Das Ex-Produkt der Massenmedien: Rituale

Warum diese Aufzählung? Weil das HBO-Management der Pionier für die gesamte Medienbranche ist. Es begriff am klarsten die neuen Gesetze im Aufmerksamkeitsmarkt nach der Jahrtausendwende. Im Business der Zukunft geht es zunehmend nicht mehr um Nicht-Enttäuschung, sondern um die Erzeugung von Begeisterung.

Das ist ein völlig neues Produkt. Denn zuvor verkauften die grossen Medien nur vordergründig News oder Unterhaltung.
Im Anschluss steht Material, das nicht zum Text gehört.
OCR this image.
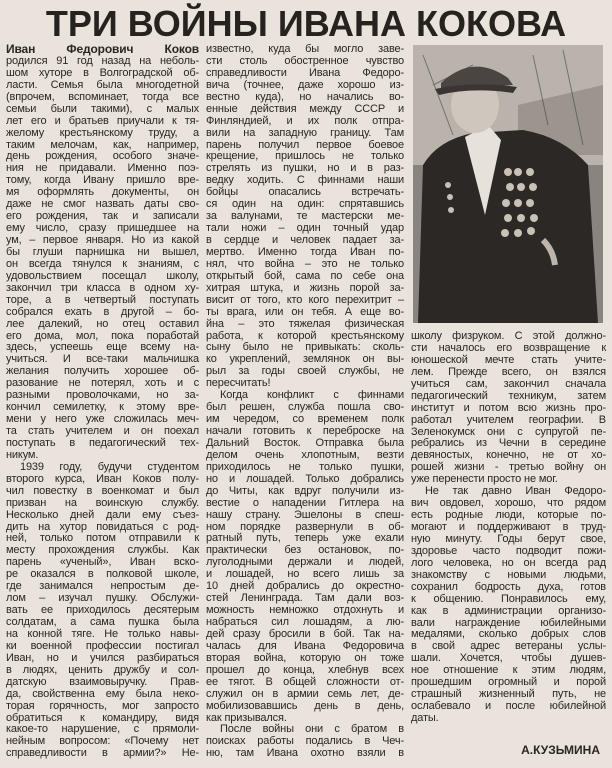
ТРИ ВОЙНЫ ИВАНА КОКОВА
Иван Федорович Коков
родился 91 год назад на неболь-
шом хуторе в Волгоградской об-
ласти. Семья была многодетной
(впрочем, вспоминает, тогда все
семьи были такими), с малых
лет его и братьев приучали к тя-
желому крестьянскому труду, а
таким мелочам, как, например,
день рождения, особого значе-
ния не придавали. Именно поэ-
тому, когда Ивану пришло вре-
мя оформлять документы, он
даже не смог назвать даты сво-
его рождения, так и записали
ему число, сразу пришедшее на
ум, – первое января. Но из какой
бы глуши парнишка ни вышел,
он всегда тянулся к знаниям, с
удовольствием посещал школу,
закончил три класса в одном ху-
торе, а в четвертый поступать
собрался ехать в другой – бо-
лее далекий, но отец оставил
его дома, мол, пока поработай
здесь, успеешь еще всему на-
учиться. И все-таки мальчишка
желания получить хорошее об-
разование не потерял, хоть и с
разными проволочками, но за-
кончил семилетку, к этому вре-
мени у него уже сложилась меч-
та стать учителем и он поехал
поступать в педагогический тех-
никум.
1939 году, будучи студентом
второго курса, Иван Коков полу-
чил повестку в военкомат и был
призван на воинскую службу.
Несколько дней дали ему съез-
дить на хутор повидаться с род-
ней, только потом отправили к
месту прохождения службы. Как
парень «ученый», Иван вско-
ре оказался в полковой школе,
где занимался непростым де-
лом – изучал пушку. Обслужи-
вать ее приходилось десятерым
солдатам, а сама пушка была
на конной тяге. Не только навы-
ки военной профессии постигал
Иван, но и учился разбираться
в людях, ценить дружбу и сол-
датскую взаимовыручку. Прав-
да, свойственна ему была неко-
торая горячность, мог запросто
обратиться к командиру, видя
какое-то нарушение, с прямоли-
нейным вопросом: «Почему нет
справедливости в армии?» Не-
известно, куда бы могло заве-
сти столь обостренное чувство
справедливости Ивана Федоро-
вича (точнее, даже хорошо из-
вестно куда), но начались во-
енные действия между СССР и
Финляндией, и их полк отпра-
вили на западную границу. Там
парень получил первое боевое
крещение, пришлось не только
стрелять из пушки, но и в раз-
ведку ходить. С финнами наши
бойцы опасались встречать-
ся один на один: спрятавшись
за валунами, те мастерски ме-
тали ножи – один точный удар
в сердце и человек падает за-
мертво. Именно тогда Иван по-
нял, что война – это не только
открытый бой, сама по себе она
хитрая штука, и жизнь порой за-
висит от того, кто кого перехитрит –
ты врага, или он тебя. А еще во-
йна – это тяжелая физическая
работа, к которой крестьянскому
сыну было не привыкать: сколь-
ко укреплений, землянок он вы-
рыл за годы своей службы, не
пересчитать!
Когда конфликт с финнами
был решен, служба пошла сво-
им чередом, со временем полк
начали готовить к переброске на
Дальний Восток. Отправка была
делом очень хлопотным, везти
приходилось не только пушки,
но и лошадей. Только добрались
до Читы, как вдруг получили из-
вестие о нападении Гитлера на
нашу страну. Эшелоны в спеш-
ном порядке развернули в об-
ратный путь, теперь уже ехали
практически без остановок, по-
луголодными держали и людей,
и лошадей, но всего лишь за
10 дней добрались до окрестно-
стей Ленинграда. Там дали воз-
можность немножко отдохнуть и
набраться сил лошадям, а лю-
дей сразу бросили в бой. Так на-
чалась для Ивана Федоровича
вторая война, которую он тоже
прошел до конца, хлебнув всех
ее тягот. В общей сложности от-
служил он в армии семь лет, де-
мобилизовавшись день в день,
как призывался.
После войны они с братом в
поисках работы подались в Чеч-
ню, там Ивана охотно взяли в
школу физруком. С этой должно-
сти началось его возвращение к
юношеской мечте стать учите-
лем. Прежде всего, он взялся
учиться сам, закончил сначала
педагогический техникум, затем
институт и потом всю жизнь про-
работал учителем географии. В
Зеленокумск они с супругой пе-
ребрались из Чечни в середине
девяностых, конечно, не от хо-
рошей жизни - третью войну он
уже перенести просто не мог.
Не так давно Иван Федоро-
вич овдовел, хорошо, что рядом
есть родные люди, которые по-
могают и поддерживают в труд-
ную минуту. Годы берут свое,
здоровье часто подводит пожи-
лого человека, но он всегда рад
знакомству с новыми людьми,
сохранил бодрость духа, готов
к общению. Понравилось ему,
как в администрации организо-
вали награждение юбилейными
медалями, сколько добрых слов
в свой адрес ветераны услы-
шали. Хочется, чтобы душев-
ное отношение к этим людям,
прошедшим огромный и порой
страшный жизненный путь, не
ослабевало и после юбилейной
даты.
А.КУЗЬМИНА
In Wahrheit verkauften sie Gewohnheiten: den Morgen mit Zeitung und Zigarette, den Abend mit Tagesschau und Tatort.

Diese Gewohnheiten waren ein fast unzerstörbares Geschäftsmodell. Der einzige Fehler, den ein Medium wie Zeitung oder TV früher machen konnte, war seine Kunden mit Gewalt zu vertreiben. Das primäre Produktionsziel war also die Nicht-Enttäuschung: eine Art gehobene Routine.

Doch das ist Geschichte. Der Schock des Internets geht für traditionelle Medien weit über den Einbruch an Werbeeinnahmen hinaus. Er trifft den Kern des Produkts. Nachrichten und Unterhaltung lösten sich von den Trägermedien und festen Zeiten. Damit bricht ein Jahrhundertgeschäft zusammen: der Verkauf von Ritualen.

Sowohl klassisches TV wie klassische Zeitungen waren primär Gratismedien: TV war durch Gebühren und Werbung, die Zeitung zu mehr als 80 Prozent durch Werbung finanziert. Deshalb sind auch die wichtigsten Routinen dieser Medien darauf getrimmt, möglichst viel Quote und möglichst wenig Ärger zu machen.

Doch jetzt wandelt sich die Kundschaft radikal: Sie wurde durch das Internet wählerischer, flexibler, untreuer, unzufriedener und ist zunehmend atomisiert.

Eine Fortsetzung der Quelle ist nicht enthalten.